# Instructions/Walkthough Removing Truck bed



## jesseagreen (Nov 26, 2007)

Instructions and or Walkthrough Removing Truck bed

Hey guys. I got a gas leak. The leak is pretty big and leaking from the dry rubber hose that goes from the tank to the Fuel system. I have heard of two methods to replacing these houses

Dropping the tank (harder way.. From what im reading)
Removed the bed and work from the top (what im going to try to do)

However I have searched the forums and Google and cant find detailed instructions or pics of how to accomplish this task.
Things im looking for its Bolt locations, Wires that would have to be unplugged (tail lights etc)

If you guys know any sites with a walkthrough I would be very happy. Thanks for helping this Nissan Newbie out >

:newbie:


----------



## parttime (Jun 6, 2007)

Jess, since you had no help yet I'll see what I can do. I have no pictures but have removed a few beds. Ok bolts, you only have six, three on each side, two right behind the cab, two right behind the rear wheels, and two at the end of the frame, spray these well with pb blaster or something like it, note the placement of the bushings for re-assembley. you have to remove three phillips head screws at the fuel filler( behind the door). On the wiring you just need to unplug one place in the very rear of the bed. I used a set of saw-horses behind the truck to set the bed on after you lift it off, if your useing friends to lift I would recommend six, three on each side. watch your fuel filler hose and mud flaps as you move it back. I hope this helps, it's not that bad a job and is alot easier than dropping the tank( I've done it both ways) good luck


----------



## rbo1577186 (Jan 16, 2005)

Thats pretty much it, you might have to disconnect the lights at the license plate. You might could make an engine hoist work for you, be sure whatever you hook it to is strong enough to support the weight of the bed. I'd be leery of the 4 small hooks in the bed.


----------



## bkea (Feb 4, 2005)

The two other guys are on the money. I've removed mine twice. Definitely easier to remove the bed than drop the tank. There may also be a ground strap somewhere near the spare tire. 
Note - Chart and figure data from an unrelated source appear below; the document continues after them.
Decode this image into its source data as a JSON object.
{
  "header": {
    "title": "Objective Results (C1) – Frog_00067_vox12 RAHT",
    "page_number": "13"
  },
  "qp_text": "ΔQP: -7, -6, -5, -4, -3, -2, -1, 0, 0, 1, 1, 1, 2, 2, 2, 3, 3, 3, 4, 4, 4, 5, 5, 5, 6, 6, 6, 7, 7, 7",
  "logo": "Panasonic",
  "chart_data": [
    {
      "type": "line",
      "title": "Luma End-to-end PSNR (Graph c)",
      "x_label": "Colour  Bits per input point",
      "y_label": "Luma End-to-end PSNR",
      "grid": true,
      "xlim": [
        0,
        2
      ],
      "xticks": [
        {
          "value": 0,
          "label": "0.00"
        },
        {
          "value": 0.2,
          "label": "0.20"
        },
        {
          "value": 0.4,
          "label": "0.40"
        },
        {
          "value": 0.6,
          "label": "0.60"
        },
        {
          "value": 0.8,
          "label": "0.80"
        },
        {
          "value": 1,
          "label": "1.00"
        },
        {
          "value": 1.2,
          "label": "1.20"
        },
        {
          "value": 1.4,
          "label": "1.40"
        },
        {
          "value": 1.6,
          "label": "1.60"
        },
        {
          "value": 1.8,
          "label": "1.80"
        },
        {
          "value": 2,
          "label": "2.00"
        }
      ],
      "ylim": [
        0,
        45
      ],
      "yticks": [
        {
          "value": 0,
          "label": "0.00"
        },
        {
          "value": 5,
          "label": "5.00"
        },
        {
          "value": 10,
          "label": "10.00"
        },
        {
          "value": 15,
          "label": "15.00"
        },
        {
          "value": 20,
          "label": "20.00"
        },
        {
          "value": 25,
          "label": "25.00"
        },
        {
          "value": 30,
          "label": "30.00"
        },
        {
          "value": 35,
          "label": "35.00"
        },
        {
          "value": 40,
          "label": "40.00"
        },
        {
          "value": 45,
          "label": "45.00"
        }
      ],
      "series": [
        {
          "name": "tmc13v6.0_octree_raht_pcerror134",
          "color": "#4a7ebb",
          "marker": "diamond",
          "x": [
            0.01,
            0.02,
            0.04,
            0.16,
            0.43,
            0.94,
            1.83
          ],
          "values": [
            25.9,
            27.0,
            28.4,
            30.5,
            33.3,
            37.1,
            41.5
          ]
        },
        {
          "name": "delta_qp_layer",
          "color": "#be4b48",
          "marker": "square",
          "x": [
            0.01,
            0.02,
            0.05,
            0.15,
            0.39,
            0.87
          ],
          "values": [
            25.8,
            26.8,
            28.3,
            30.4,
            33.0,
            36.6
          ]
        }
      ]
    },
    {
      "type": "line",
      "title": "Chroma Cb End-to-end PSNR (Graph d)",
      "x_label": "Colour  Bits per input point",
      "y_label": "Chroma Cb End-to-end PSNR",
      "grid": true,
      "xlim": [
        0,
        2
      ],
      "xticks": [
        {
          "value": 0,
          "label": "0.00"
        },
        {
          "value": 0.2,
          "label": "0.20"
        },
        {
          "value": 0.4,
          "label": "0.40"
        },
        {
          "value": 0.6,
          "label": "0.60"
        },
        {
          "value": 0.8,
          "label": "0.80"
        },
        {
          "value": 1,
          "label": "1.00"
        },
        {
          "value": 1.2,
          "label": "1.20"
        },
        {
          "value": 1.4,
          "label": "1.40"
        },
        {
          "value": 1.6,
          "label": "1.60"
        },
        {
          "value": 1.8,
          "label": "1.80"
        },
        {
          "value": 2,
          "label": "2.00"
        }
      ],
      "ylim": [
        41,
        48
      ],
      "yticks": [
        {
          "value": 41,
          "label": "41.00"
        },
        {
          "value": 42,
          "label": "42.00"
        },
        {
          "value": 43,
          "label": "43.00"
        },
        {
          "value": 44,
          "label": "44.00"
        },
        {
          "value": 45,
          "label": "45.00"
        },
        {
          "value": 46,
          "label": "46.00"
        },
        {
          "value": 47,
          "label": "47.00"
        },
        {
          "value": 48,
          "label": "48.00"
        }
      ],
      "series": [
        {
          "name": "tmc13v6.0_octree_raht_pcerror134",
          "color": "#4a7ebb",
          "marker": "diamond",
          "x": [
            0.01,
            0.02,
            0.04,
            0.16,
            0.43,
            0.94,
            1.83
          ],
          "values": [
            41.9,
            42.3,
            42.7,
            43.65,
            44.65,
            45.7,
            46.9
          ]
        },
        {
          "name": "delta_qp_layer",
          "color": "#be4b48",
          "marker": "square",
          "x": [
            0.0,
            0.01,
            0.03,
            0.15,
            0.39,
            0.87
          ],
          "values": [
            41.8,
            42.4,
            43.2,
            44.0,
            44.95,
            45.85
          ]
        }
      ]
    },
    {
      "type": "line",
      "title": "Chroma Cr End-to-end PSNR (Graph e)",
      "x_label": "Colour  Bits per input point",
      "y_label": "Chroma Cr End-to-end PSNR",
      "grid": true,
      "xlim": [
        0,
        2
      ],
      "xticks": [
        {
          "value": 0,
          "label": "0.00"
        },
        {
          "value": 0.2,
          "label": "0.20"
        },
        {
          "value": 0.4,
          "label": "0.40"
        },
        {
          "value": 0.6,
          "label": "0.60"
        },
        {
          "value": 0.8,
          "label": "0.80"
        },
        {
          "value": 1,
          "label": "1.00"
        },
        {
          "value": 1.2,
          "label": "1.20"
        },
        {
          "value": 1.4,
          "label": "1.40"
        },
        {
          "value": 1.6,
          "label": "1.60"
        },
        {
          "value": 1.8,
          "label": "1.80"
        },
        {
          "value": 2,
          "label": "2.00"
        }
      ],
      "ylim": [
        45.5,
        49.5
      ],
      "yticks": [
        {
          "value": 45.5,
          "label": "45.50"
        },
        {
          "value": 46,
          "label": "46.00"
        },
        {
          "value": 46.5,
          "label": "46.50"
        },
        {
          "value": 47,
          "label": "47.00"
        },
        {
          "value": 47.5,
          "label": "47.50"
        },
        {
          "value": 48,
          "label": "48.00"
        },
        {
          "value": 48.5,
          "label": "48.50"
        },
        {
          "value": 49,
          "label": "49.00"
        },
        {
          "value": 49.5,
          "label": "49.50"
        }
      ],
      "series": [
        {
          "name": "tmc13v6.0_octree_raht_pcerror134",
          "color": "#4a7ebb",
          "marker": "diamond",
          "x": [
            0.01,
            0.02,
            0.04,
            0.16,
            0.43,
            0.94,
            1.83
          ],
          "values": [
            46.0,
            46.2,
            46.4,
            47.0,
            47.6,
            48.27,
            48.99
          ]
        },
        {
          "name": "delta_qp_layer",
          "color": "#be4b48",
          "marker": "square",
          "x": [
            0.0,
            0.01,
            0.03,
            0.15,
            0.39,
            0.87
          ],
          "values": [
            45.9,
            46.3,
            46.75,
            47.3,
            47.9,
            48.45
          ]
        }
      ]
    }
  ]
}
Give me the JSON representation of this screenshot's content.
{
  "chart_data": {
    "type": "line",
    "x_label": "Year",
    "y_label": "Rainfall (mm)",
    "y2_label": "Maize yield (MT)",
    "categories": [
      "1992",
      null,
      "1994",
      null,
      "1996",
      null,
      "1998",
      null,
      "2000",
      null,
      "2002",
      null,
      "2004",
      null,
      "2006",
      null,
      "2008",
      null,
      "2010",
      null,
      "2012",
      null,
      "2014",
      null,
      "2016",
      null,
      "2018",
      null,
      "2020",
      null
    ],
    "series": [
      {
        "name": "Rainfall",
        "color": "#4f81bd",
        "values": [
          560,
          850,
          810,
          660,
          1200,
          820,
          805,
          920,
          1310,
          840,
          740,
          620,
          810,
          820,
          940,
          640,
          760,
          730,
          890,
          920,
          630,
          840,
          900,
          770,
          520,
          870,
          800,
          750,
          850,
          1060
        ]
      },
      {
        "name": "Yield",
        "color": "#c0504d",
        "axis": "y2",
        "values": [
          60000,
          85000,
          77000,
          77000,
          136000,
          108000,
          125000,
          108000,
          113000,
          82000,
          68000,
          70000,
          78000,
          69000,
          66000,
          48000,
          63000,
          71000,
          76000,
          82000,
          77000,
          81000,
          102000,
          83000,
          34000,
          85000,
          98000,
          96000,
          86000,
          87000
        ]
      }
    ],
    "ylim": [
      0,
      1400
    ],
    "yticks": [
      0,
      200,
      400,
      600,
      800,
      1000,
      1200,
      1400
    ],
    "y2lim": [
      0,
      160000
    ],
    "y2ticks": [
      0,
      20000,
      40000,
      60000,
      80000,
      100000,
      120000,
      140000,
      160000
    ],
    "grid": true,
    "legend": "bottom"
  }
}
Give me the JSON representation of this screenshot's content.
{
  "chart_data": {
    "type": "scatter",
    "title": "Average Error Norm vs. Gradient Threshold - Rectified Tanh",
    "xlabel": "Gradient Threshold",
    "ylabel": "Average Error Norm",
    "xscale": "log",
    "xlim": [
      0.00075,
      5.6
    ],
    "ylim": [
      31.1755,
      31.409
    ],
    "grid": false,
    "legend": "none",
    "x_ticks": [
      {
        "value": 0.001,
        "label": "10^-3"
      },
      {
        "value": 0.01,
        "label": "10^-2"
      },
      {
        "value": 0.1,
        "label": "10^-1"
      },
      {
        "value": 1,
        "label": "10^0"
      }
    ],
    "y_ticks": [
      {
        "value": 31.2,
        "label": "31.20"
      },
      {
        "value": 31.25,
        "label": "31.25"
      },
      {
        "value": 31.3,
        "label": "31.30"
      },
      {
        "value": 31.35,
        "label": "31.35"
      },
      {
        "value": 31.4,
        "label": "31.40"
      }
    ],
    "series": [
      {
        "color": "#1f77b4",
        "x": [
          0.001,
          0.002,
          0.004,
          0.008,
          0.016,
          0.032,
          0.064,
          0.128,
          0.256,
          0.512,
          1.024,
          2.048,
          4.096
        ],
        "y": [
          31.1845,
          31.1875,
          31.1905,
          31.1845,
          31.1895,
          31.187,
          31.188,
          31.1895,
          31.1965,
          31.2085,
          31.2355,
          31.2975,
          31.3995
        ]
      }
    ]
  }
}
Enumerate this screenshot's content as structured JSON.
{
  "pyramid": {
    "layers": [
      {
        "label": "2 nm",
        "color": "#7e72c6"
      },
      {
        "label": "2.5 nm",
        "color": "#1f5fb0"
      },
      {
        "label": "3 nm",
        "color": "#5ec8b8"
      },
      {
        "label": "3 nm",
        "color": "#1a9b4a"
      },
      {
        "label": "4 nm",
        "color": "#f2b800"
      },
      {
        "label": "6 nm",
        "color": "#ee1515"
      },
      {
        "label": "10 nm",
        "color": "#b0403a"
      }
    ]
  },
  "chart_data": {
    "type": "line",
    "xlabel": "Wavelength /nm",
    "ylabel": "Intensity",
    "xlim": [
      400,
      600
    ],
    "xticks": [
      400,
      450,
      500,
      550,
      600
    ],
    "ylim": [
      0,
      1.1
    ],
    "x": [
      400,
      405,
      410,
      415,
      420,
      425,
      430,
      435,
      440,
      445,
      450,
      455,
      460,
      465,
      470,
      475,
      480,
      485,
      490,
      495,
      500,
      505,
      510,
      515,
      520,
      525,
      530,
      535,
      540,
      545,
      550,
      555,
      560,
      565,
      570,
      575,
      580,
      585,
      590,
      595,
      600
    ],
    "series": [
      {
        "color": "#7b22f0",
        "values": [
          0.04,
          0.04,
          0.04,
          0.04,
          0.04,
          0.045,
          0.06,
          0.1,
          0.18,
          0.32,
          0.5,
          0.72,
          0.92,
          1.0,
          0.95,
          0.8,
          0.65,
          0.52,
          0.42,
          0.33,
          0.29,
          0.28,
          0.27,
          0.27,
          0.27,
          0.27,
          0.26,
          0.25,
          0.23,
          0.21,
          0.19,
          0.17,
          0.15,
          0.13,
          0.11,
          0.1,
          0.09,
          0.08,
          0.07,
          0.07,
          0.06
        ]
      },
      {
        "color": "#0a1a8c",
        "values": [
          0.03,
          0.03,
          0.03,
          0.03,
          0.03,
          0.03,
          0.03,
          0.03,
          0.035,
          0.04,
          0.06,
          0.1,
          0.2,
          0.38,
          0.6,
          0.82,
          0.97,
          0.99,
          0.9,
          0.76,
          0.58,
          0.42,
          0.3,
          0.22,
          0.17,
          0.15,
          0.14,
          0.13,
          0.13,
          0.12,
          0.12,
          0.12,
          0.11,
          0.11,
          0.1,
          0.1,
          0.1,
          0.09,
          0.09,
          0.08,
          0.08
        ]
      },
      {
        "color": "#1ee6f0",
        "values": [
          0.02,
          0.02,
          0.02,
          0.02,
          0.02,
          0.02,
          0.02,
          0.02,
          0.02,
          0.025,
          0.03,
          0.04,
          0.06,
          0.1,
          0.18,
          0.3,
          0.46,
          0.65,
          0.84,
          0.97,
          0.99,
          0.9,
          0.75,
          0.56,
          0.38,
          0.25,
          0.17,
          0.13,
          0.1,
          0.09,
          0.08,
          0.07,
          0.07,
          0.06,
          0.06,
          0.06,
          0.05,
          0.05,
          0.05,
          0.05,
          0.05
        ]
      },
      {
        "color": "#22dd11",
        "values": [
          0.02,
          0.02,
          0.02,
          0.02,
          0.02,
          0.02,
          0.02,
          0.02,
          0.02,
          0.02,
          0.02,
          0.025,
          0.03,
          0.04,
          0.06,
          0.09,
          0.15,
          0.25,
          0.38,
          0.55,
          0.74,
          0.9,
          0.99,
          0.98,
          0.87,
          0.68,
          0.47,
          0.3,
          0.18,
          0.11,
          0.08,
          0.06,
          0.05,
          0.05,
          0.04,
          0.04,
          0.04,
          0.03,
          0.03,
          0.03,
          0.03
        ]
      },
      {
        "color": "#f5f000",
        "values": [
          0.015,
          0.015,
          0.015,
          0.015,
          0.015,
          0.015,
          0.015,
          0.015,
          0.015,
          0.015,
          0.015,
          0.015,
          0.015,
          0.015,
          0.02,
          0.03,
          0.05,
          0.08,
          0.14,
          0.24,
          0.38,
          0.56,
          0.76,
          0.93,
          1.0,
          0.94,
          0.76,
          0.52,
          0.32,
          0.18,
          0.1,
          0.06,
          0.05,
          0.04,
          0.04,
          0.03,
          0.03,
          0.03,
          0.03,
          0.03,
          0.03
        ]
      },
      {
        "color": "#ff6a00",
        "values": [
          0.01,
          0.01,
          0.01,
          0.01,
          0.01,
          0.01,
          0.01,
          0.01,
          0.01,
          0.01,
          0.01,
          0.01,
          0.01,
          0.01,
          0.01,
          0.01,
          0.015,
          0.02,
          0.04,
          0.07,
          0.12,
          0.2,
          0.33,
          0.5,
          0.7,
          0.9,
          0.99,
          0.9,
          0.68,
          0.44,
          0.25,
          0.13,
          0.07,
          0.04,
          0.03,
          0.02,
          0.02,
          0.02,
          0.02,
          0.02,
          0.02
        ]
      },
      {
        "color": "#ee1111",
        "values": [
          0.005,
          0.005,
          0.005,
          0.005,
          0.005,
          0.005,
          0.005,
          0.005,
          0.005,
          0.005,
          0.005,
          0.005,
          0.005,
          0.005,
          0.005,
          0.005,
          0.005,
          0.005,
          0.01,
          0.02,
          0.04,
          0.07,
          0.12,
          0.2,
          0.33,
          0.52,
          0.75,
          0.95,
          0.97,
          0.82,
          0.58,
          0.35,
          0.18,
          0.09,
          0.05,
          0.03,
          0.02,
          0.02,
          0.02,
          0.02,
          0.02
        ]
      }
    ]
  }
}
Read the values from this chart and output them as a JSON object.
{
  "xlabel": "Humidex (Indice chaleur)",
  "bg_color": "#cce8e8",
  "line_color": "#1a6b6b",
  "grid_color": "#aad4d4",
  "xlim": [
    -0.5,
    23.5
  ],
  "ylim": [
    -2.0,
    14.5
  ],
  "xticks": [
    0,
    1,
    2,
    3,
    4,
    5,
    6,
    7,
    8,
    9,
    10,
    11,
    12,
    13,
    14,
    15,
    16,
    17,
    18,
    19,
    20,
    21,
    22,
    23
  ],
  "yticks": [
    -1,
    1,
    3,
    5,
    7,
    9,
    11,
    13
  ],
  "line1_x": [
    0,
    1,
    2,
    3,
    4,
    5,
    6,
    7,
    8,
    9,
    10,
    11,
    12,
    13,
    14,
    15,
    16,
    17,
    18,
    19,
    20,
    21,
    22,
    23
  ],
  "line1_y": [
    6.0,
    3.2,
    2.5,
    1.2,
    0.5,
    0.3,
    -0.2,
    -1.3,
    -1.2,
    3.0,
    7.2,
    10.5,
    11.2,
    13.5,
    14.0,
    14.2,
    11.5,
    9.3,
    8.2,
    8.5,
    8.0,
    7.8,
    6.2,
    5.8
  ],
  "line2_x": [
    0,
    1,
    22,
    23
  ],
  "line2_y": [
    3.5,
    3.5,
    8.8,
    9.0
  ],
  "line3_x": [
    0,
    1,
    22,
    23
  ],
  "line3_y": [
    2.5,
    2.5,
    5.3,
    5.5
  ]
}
It will help a lot if you have a cherry picker or engine lift to lift it up. I used the four blots in the bed. Its actullay not too heavy. My wife and I moved mine around. And have somebody to help guide it off and on without scratching the cab (like I did).


----------



## asianstyle (May 19, 2011)

bringing back on old thread. so i am replacing my bed soon because mine is rusted out. i tried removing bolts and snapped the two closet to the cab. now the other four are so rusted on that I may have to get them torched off. my question is, are the bolts part of the bed where you can just sit the need bed down on top then just use the nut to tighten it up or what? I can't see how your suppose to put a bolt in the hole after the bed is set to tighten it down.


----------